Cette version à trois couplets et deux refrains a été publiée en juillet 1934 par Paul Vaillant-Couturier. Elle s’est rapidement imposée comme la version standard ou de référence. Après avoir appartenu aux répertoires de chorales militantes (Association républicaine des anciens combattants, Chorale de Paris), elle est enregistrée sur disque avec ces paroles pour la première fois en 1952 par Eric Amado et a été reprise par la suite par de nombreux interprètes (Marc Ogeret, Mouloudj, La Bamboche, Utgé-Royoi…).
Texte publié dans le numéro n° 11-12 de Commune, revue de l’Association des écrivains et artistes révolutionnaires. Elle apparaît (p.1179-1180) dans une petite anthologie de « chansons de soldats » à la suite d’un texte de Paul Vaillant-Couturier, intitulé « Chansons interdites ».
Pour le 20e anniversaire du début de la guerre, l’AEAR, organisation proche du Parti communiste français, avait prévu la publication d’un numéro spécial de sa revue Commune. Elle avait aussi organisé le 12 juillet 1934 une « Fête de la chanson française antimilitariste » (à la salle de la Mutualité à Paris) qui, ayant été interdite par le Préfet de Police, s’était déroulée dans une salle de l’Union des syndicats de la Seine. Selon L’Humanité du 13 juillet 1934, La Chanson de Craonne a été chantée à trois reprises au cours de la soirée. (voir Guy Marival, La Chanson de Craonne : enquête sur une chanson mythique, p. 141 et suiv.)
Aucune indication de l’air sur lequel se chantent les paroles, y compris dans l’article de Vaillant-Couturier.
Dans son article, Vaillant-Couturier ne donne aucune information sur la façon dont la chanson lui est parvenue, il ne revendique pas, en particulier, de l’avoir recueillie, comme cela a été maintes fois affirmé par la suite. Il ne fait aucune allusion au récit de La Guerre des soldats, le livre qu’il a pourtant fait paraître en 1919 avec son ami Raymond Lefebvre (voir La Chanson de Lorette (1919)). Il est d’ailleurs intéressant de comparer les paroles de La Chanson de Lorette publiées dans La Guerre des soldats avec les paroles de la Chanson de Craonne publiée en 1934 (absence d’un second couplet dans les deux cas, mais des variantes dans le texte comme au premier refrain « c’est pas fini » au lieu de « c’est bien fini » et au dernier couplet « tant de cossus » au lieu de « tous ces gros »).
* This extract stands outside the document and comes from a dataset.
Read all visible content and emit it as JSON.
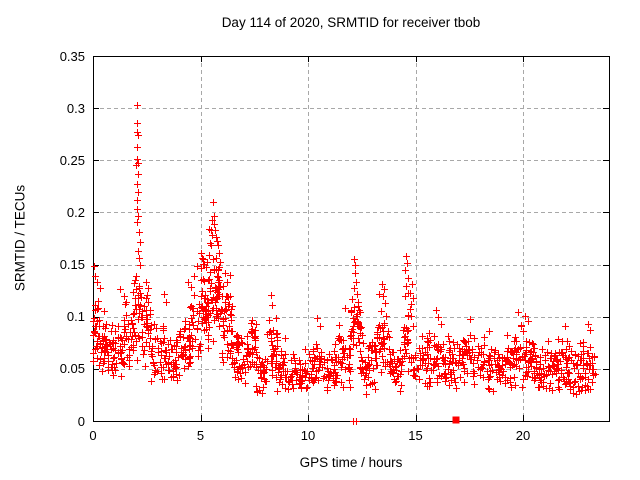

De même, Paul Vaillant-Couturier n’explique pas les modifications que le texte publié présente avec les versions antérieures (en particulier suppression du second couplet où sont mentionnés les Boches, remplacement dans le refrain de « c’est pas fini » par « c’est bien fini »). Il se borne à reconnaître qu’elle n’a pas toujours été « de Craonne », tout en regrettant que l’état d’esprit qu’elle exprime n’ait pas débouché sur une révolution comme en Russie : « La Chanson de Craonne, qui a de nombreuses variantes (chanson de Lorette, de Verdun, etc…), exprime cette sorte de « bolchevisme des tranchées » qui ne demandait qu’à être orienté pour devenir irrésistible. Il y a là, implicitement, l’idée de la transformation de la guerre impérialiste en guerre civile. Cependant le soldat s’arrête encore à mi-chemin. » Conséquence : dans le texte publié par Commune, pour insister sur le refus de participer à une guerre impérialiste, le vers « Vont tous se mettr’en grève » est redoublé, …
Chantée dans un meeting antimilitariste organisé par l’extrême-gauche communiste, associée au nom de Paul Vaillant-Couturier, la Chanson de Craonne avec ses trois couplets et son refrain modifié, devient, pour ceux qui veulent ignorer sa genèse, une chanson militante contre une armée au service du capitalisme, et l’hymne des mutineries de 1917.